Chaque mois, l’ONG Synergie des associations des jeunes pour l’éducation civique, électorale et la promotion des droits de l’homme au Sud-Kivu (SAJECEK)  publie un bulletin sur la situation sécuritaire dans le Sud-Kivu. « Neuf personnes tuées, 46 maisons attaquées par des bandits armés, 6 véhicules braqués, 14 cas d’enlèvement et 5 cas de justice populaire » ont été ainsi répertoriés en avril par la SAJECEK , à travers son « programme de lutte contre la criminalité et l’insécurité dans la ville de Bukavu ».

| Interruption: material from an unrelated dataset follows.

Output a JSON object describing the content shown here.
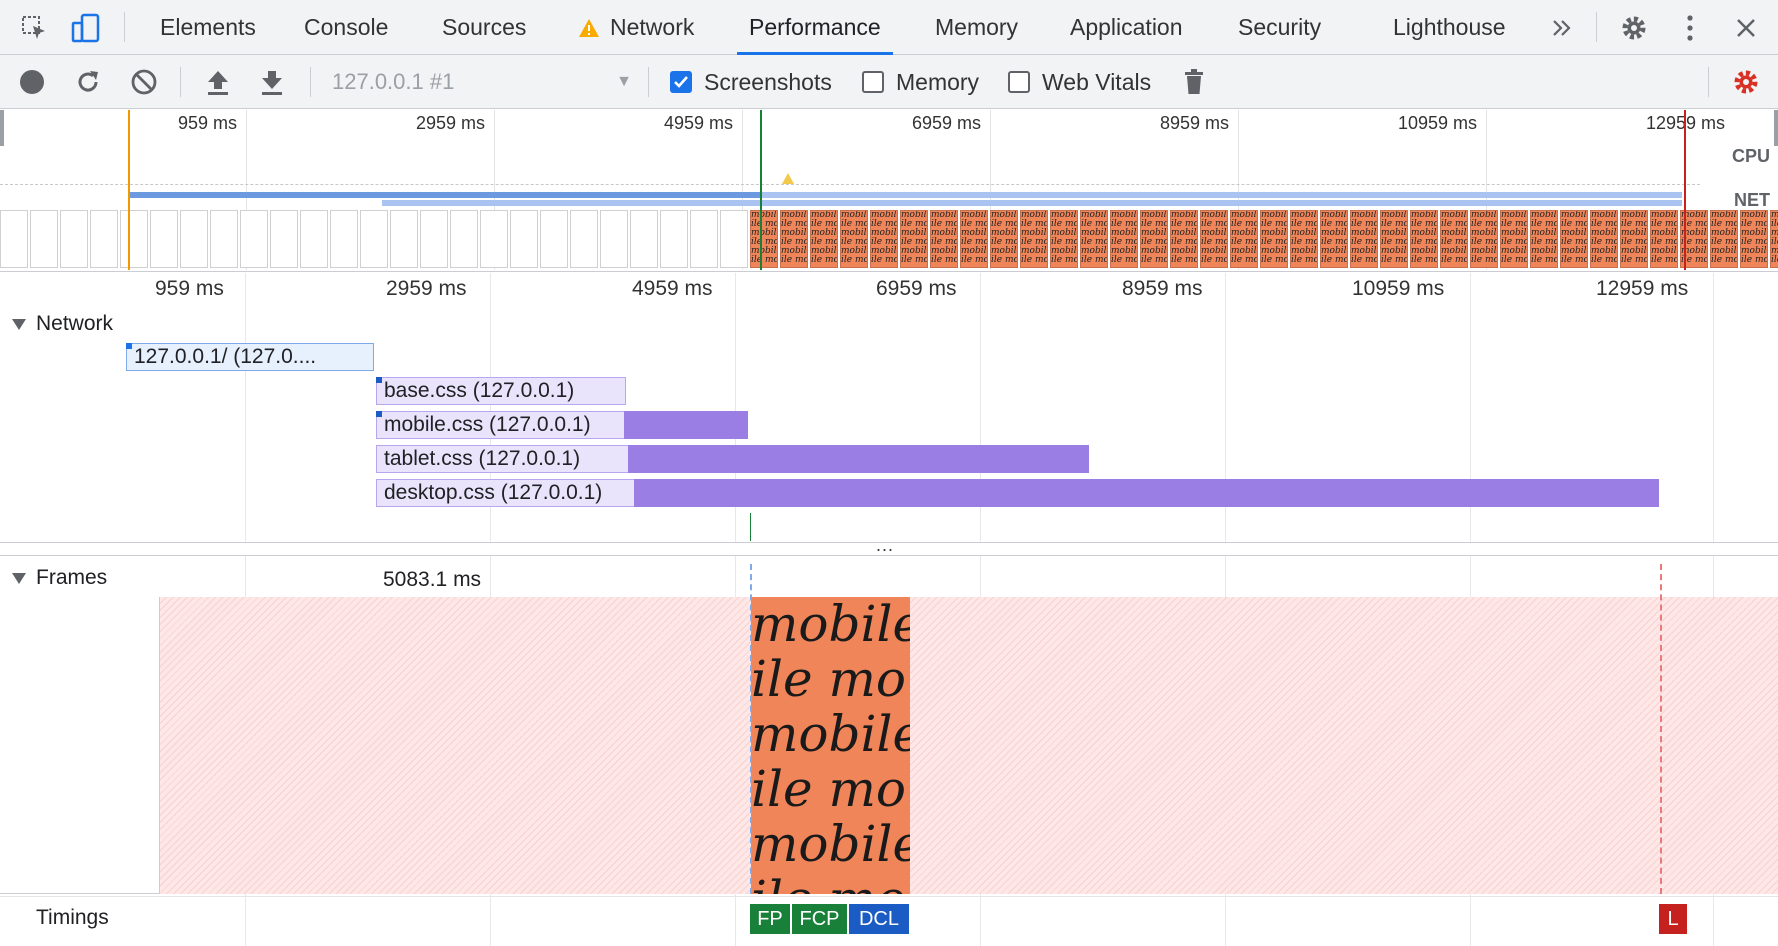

Chiffres à l’appui, Robert Ndjangala, coordonnateur de SAJECEK, nous confirme « la recrudescence de la criminalité urbaine à Bukavu ». Rien que pour cette capitale du Sud-Kivu, son association a enregistré, le mois dernier, six cas de résidences attaquées, quatre enlèvements et un meurtre. Un de plus qui s’ajoute à de nombreux autres morts déplorés ces derniers mois dans la ville. Là où des citoyens ont récemment connu le « phénomène des corps sans vie » : chaque matin, on retrouvait un mort dans une rue ou ruelle.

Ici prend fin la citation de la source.